Dr. Giovanni Abrahão Salum is the Senior Vice President for Global Programs at the Child Mind Institute and the Director of the Stavros Niarchos Foundation Global Center for Child and Adolescent Mental Health. He also serves as Professor of Psychiatry and Behavioral Sciences at the Universidade Federal do Rio Grande do Sul (UFRGS) in Brazil. Dr. Salum has held several leadership roles in Brazil’s public health system. He served as Director of Mental Health Services at the Hospital de Clínicas de Porto Alegre (2021–2022), and previously directed both the adult and the child & adolescent units of the hospital’s Community Center for Mental Health Services (2019–2021). From 2017 to 2019, he was Director of the Mental Health System in Porto Alegre, overseeing citywide planning and delivery of services. His academic and clinical expertise lies in epidemiology, developmental psychopathology, and treatment research within the public health system. His current work emphasizes the co-creation of grassroots solutions with underserved communities, expanding access and training in evidence-based psychosocial treatments for children and adolescents, and the development of innovative technologies that can be deployed in real-world settings to improve the assessment and treatment of mental health conditions.

Delice Lumbu Mayamba was born in Kinshasa, DRC, and raised in Cape Town,
South Africa. She is a youth leader and mental health advocate who works at the School of Hard Knocks (SoHK) as a mental health youth facilitator, using sport,
mentorship, and wellbeing education to support young people. Delice also joined as a Youth Council member with the SNF Global Center for Child and Adolescent Mental Health, and through this, now serves as the SNF Global Center Director of Youth Engagement. Her passion for youth development grew from her own experiences navigating
identity, belonging, and resilience as a Congolese young person in South Africa. A former Head Girl (2022) at J.G. Meiring High School, she later joined the Adonis Musati Project, supporting refugees and marginalized youth while strengthening her skills in facilitation and leadership. Guided by her faith, Delice hopes to one day establish an NGO dedicated to youth empowerment and holistic wellbeing. Outside of her work, she expresses herself through Congolese dance at community events and weddings.

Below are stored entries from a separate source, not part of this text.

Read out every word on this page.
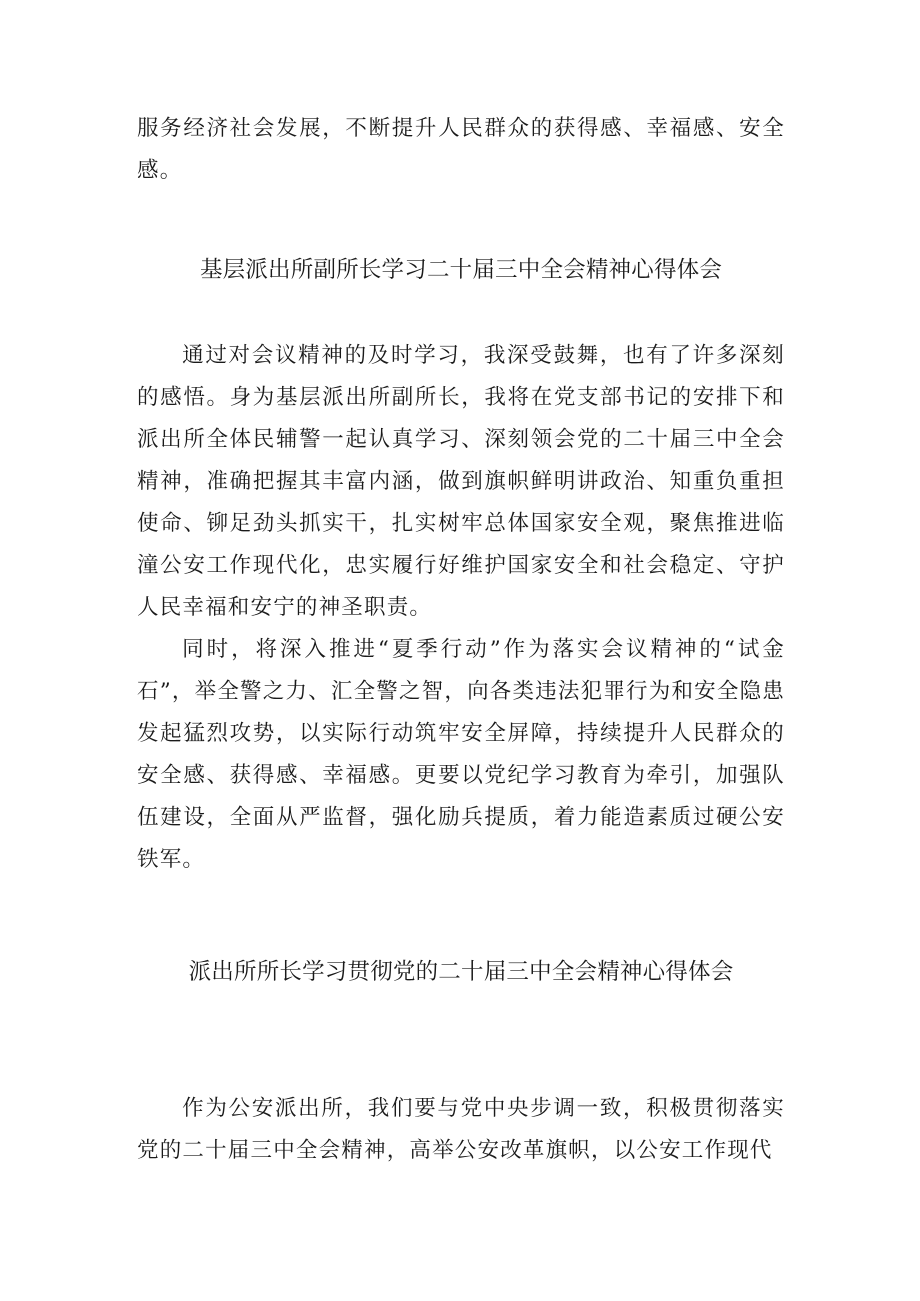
服务经济社会发展，不断提升人民群众的获得感、幸福感、安全感。

基层派出所副所长学习二十届三中全会精神心得体会

通过对会议精神的及时学习，我深受鼓舞，也有了许多深刻的感悟。身为基层派出所副所长，我将在党支部书记的安排下和派出所全体民辅警一起认真学习、深刻领会党的二十届三中全会精神，准确把握其丰富内涵，做到旗帜鲜明讲政治、知重负重担使命、铆足劲头抓实干，扎实树牢总体国家安全观，聚焦推进临潼公安工作现代化，忠实履行好维护国家安全和社会稳定、守护人民幸福和安宁的神圣职责。

同时，将深入推进“夏季行动”作为落实会议精神的“试金石”，举全警之力、汇全警之智，向各类违法犯罪行为和安全隐患发起猛烈攻势，以实际行动筑牢安全屏障，持续提升人民群众的安全感、获得感、幸福感。更要以党纪学习教育为牵引，加强队伍建设，全面从严监督，强化励兵提质，着力能造素质过硬公安铁军。

派出所所长学习贯彻党的二十届三中全会精神心得体会

作为公安派出所，我们要与党中央步调一致，积极贯彻落实党的二十届三中全会精神，高举公安改革旗帜，以公安工作现代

Dr. Woollett is an interdisciplinary social scientist and therapist with training in psychology, art therapy, and play therapy. She has honorary appointments at the University of Witwatersrand, School of Public Health and University of Edinburgh, School of Social and Political Science. Her research examines the intersection of mental health and violence, and how shared risks associated with social drivers and poor health outcomes of children and adolescents and women who experience intimate partner violence (IPV), shape the intergenerational cycling of violence within families. She has experience adapting and delivering clinic and community based interventions to address mental health, adolescent sexual abuse and IPV in low resource settings; upskilling social workers, students, nurses and lay counsellors to implement these, ensuring ethical and contextual relevance, and increasing scale and access. She is a strong proponent of participatory methods, particularly arts and play based methods, and embedding lived experience meaningfully in research.

Dr. Chido Rwafa- Madzvamutse [MBChB (UZ); MMed Medicine Psychiatry (UZ); MPhil Public Mental Health (UCT)] is a medical doctor, specialist psychiatrist and public mental health specialist, currently serving as a Mental Health Regional advisor at the WHO Regional Office for Africa supporting African countries to strengthen mental health systems. She is a keen advocate for mental health, actively promoting greater awareness about mental health and wellbeing among individuals, families and communities.